I'm new to Python and Pandas, and I've pulled in a database table that contains 15+ different datetime columns. My task is to sort these columns generally by earliest to latest value in the rows. However, the data is not clean; sometimes, where Column A's date would come before Column B's date in Row 0, A would come after B in Row 1.
I wrote a few functions (redacted here for simplicity) that compare two columns by calculating the percentage of times dates in A come before and after B, and then sorting the columns based on that percentage:
def get_percentage(df, df_subset):
return len(df_subset)/float(len(df))
def duration_report(df, earlier_column, later_column):
results = {}
td = df[later_column] - df[earlier_column]
results["Before"] = get_percentage(df, df.loc[td >= pd.Timedelta(0)])
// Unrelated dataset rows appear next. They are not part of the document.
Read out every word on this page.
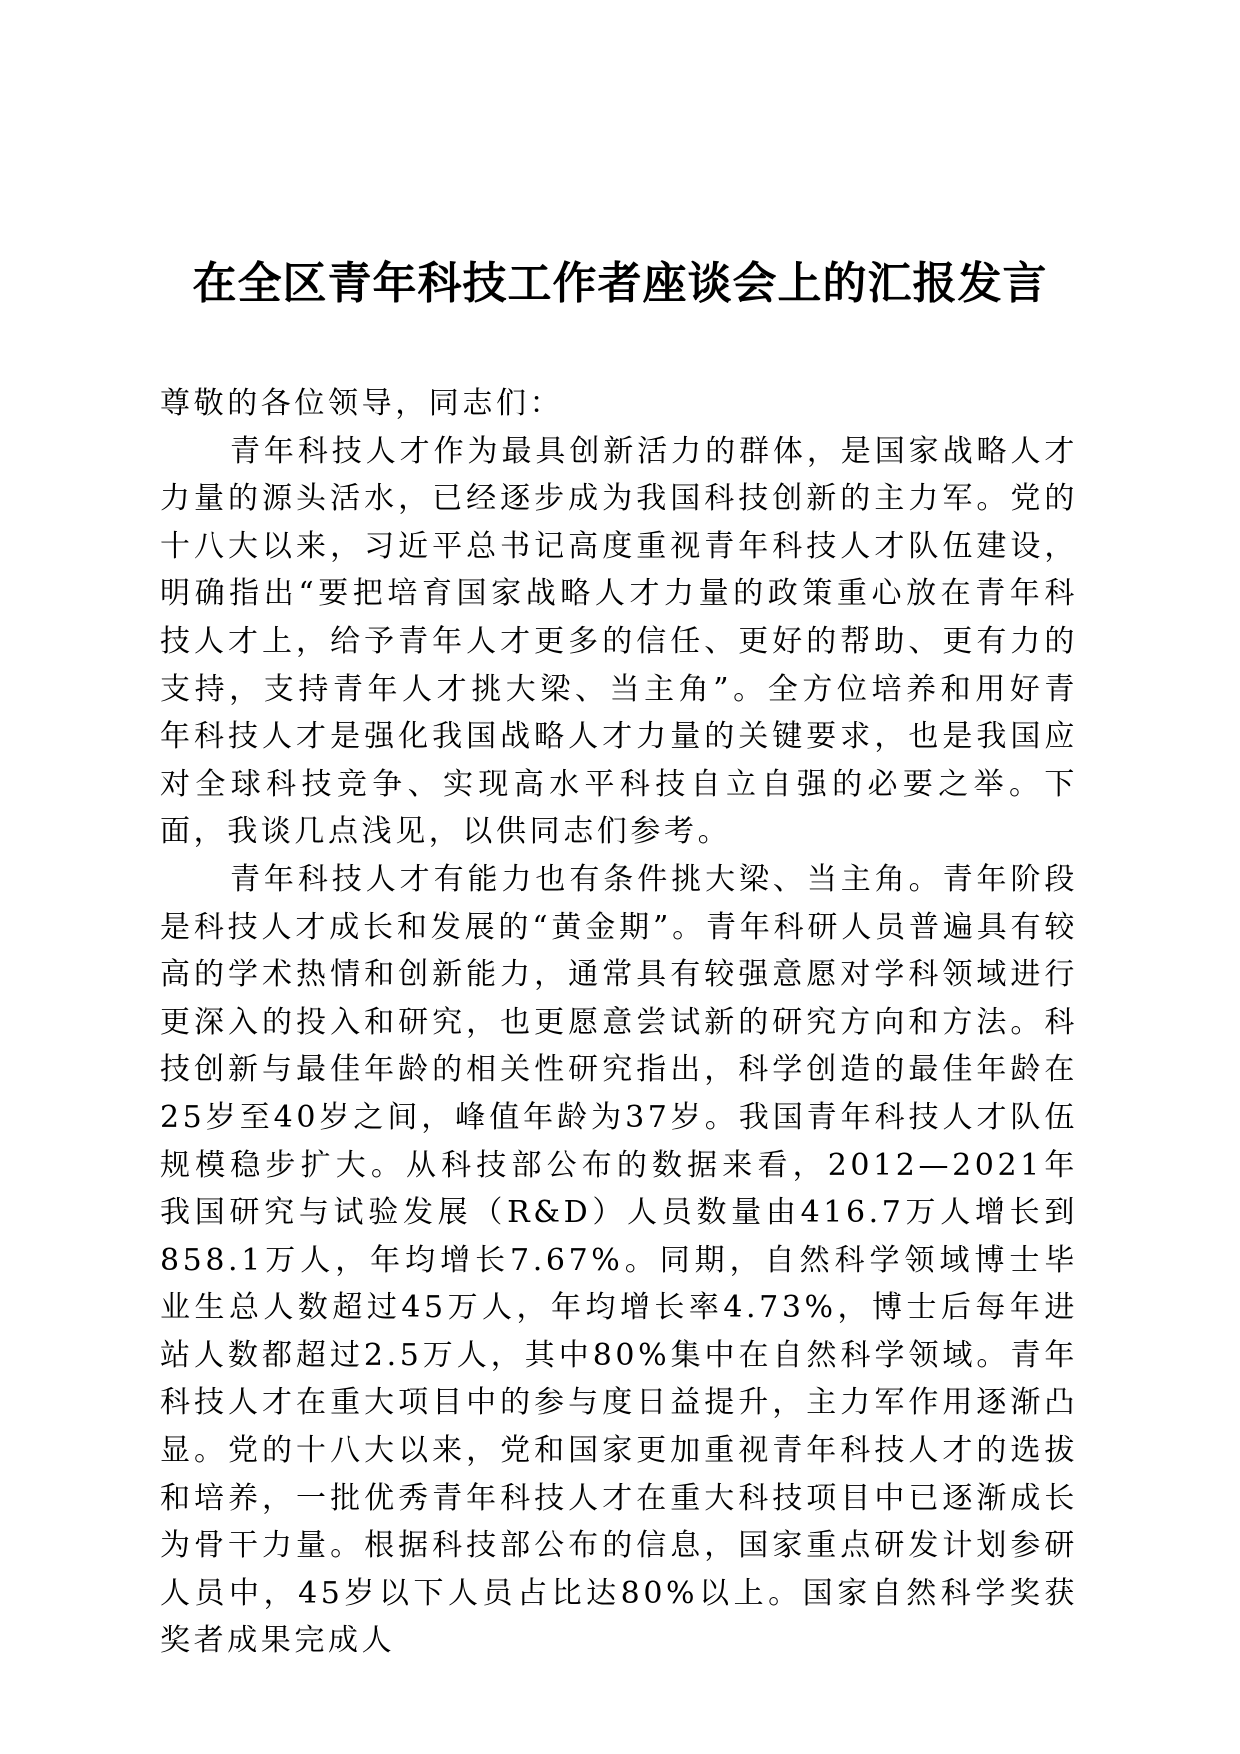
在全区青年科技工作者座谈会上的汇报发言

尊敬的各位领导，同志们：

青年科技人才作为最具创新活力的群体，是国家战略人才力量的源头活水，已经逐步成为我国科技创新的主力军。党的十八大以来，习近平总书记高度重视青年科技人才队伍建设，明确指出“要把培育国家战略人才力量的政策重心放在青年科技人才上，给予青年人才更多的信任、更好的帮助、更有力的支持，支持青年人才挑大梁、当主角”。全方位培养和用好青年科技人才是强化我国战略人才力量的关键要求，也是我国应对全球科技竞争、实现高水平科技自立自强的必要之举。下面，我谈几点浅见，以供同志们参考。

青年科技人才有能力也有条件挑大梁、当主角。青年阶段是科技人才成长和发展的“黄金期”。青年科研人员普遍具有较高的学术热情和创新能力，通常具有较强意愿对学科领域进行更深入的投入和研究，也更愿意尝试新的研究方向和方法。科技创新与最佳年龄的相关性研究指出，科学创造的最佳年龄在25岁至40岁之间，峰值年龄为37岁。我国青年科技人才队伍规模稳步扩大。从科技部公布的数据来看，2012—2021年我国研究与试验发展（R&D）人员数量由416.7万人增长到858.1万人，年均增长7.67%。同期，自然科学领域博士毕业生总人数超过45万人，年均增长率4.73%，博士后每年进站人数都超过2.5万人，其中80%集中在自然科学领域。青年科技人才在重大项目中的参与度日益提升，主力军作用逐渐凸显。党的十八大以来，党和国家更加重视青年科技人才的选拔和培养，一批优秀青年科技人才在重大科技项目中已逐渐成长为骨干力量。根据科技部公布的信息，国家重点研发计划参研人员中，45岁以下人员占比达80%以上。国家自然科学奖获奖者成果完成人
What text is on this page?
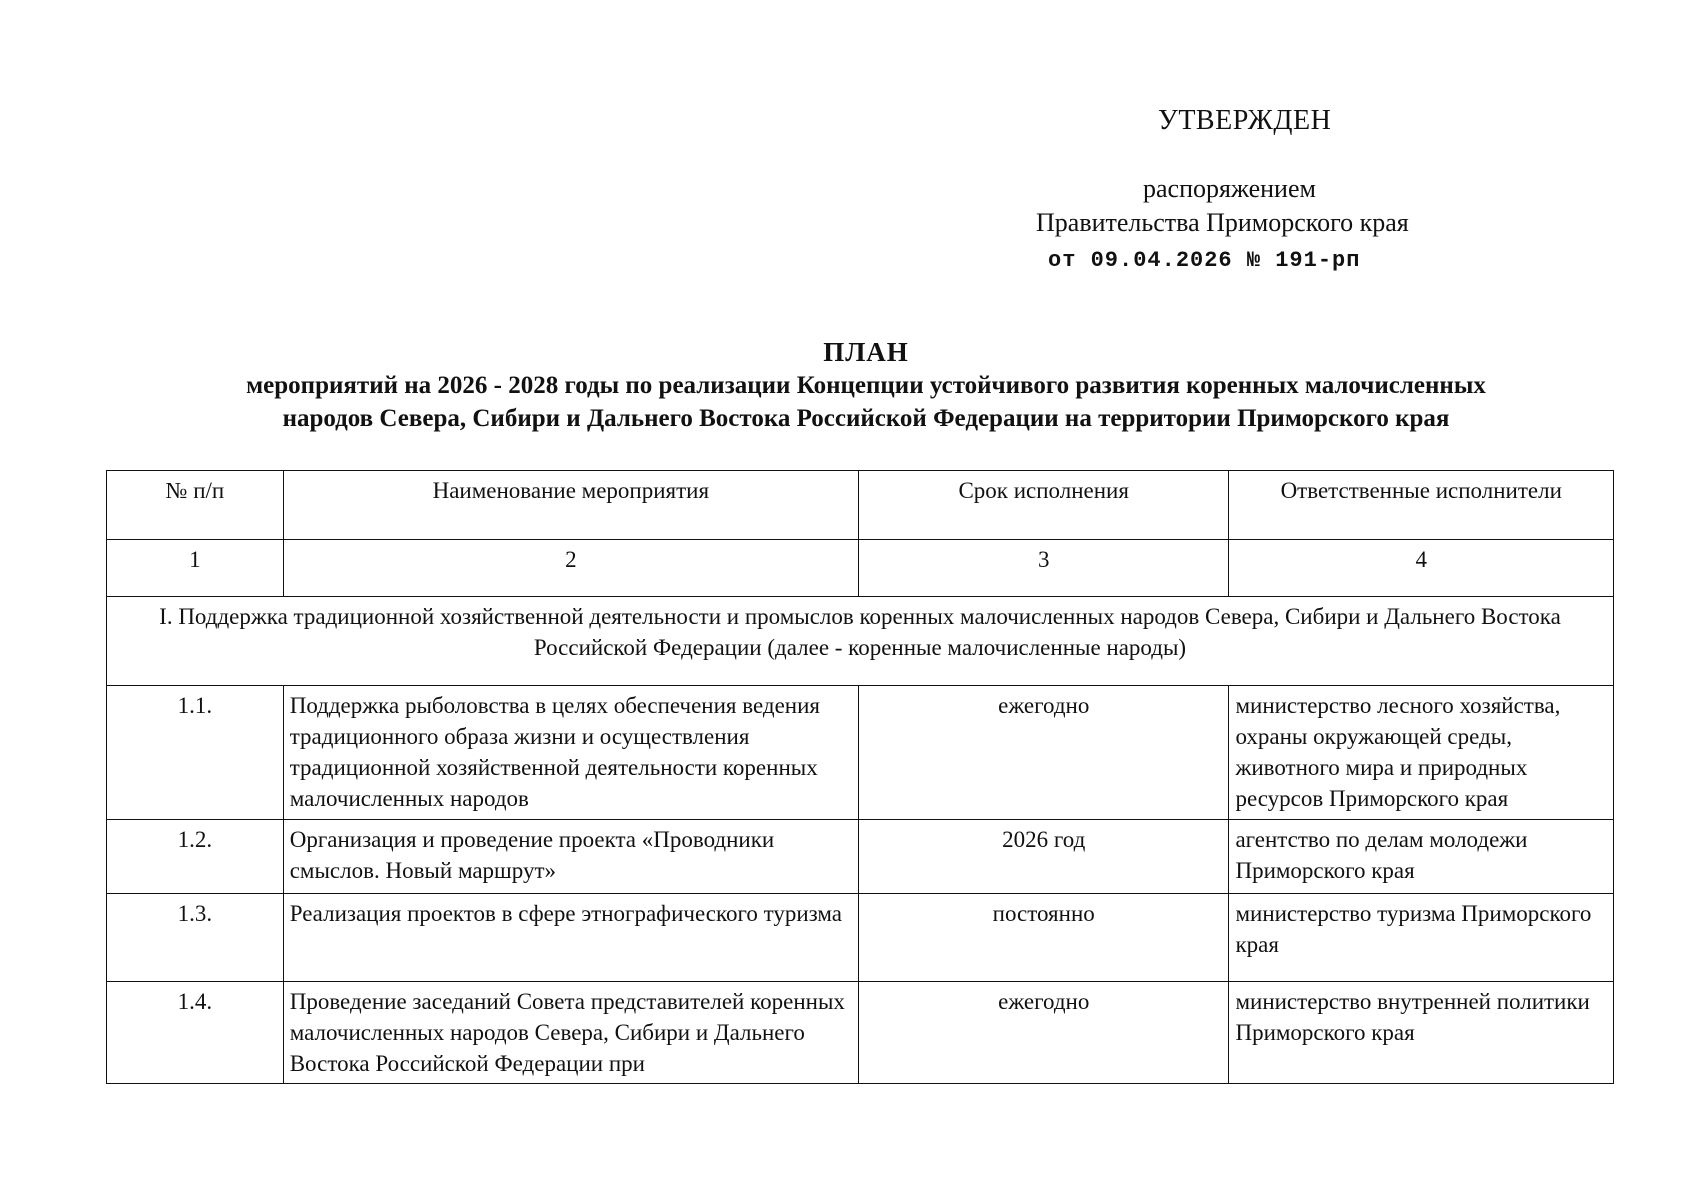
УТВЕРЖДЕН
распоряжением
Правительства Приморского края
от 09.04.2026 № 191-рп
ПЛАН
мероприятий на 2026 - 2028 годы по реализации Концепции устойчивого развития коренных малочисленных
народов Севера, Сибири и Дальнего Востока Российской Федерации на территории Приморского края
№ п/п	Наименование мероприятия	Срок исполнения	Ответственные исполнители
1	2	3	4
I. Поддержка традиционной хозяйственной деятельности и промыслов коренных малочисленных народов Севера, Сибири и Дальнего Востока Российской Федерации (далее - коренные малочисленные народы)			
1.1.	Поддержка рыболовства в целях обеспечения ведения традиционного образа жизни и осуществления традиционной хозяйственной деятельности коренных малочисленных народов	ежегодно	министерство лесного хозяйства, охраны окружающей среды, животного мира и природных ресурсов Приморского края
1.2.	Организация и проведение проекта «Проводники смыслов. Новый маршрут»	2026 год	агентство по делам молодежи Приморского края
1.3.	Реализация проектов в сфере этнографического туризма	постоянно	министерство туризма Приморского края
1.4.	Проведение заседаний Совета представителей коренных малочисленных народов Севера, Сибири и Дальнего Востока Российской Федерации при	ежегодно	министерство внутренней политики Приморского края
results["After"] = get_percentage(df, df.loc[td <= pd.Timedelta(0)])
ind = "%s vs %s" % (earlier_column, later_column)
return pd.DataFrame(data=results, index=[ind])
def order_date_columns(df, col1, col2):
before = duration_report(df, col1, col2).Before.values[0]
after = duration_report(df, col1, col2).After.values[0]
if before >= after:
return [col1, col2]
else:
return [col2, col1]
My goal with the above code is to programmatically implement the following:
If Col A dates come before Col B dates 50+% of the time, Col A should come before Col B in the list of earliest to latest datetime columns.
The order_date_columns() function successfully sorts two columns into the correct order, but how do I apply this sorting to the 15+ columns at once? I've looked into df.apply(), lambda, and map(), but haven't been able to crack this problem.
Any help (with code clarity/efficiency, too) would be appreciated!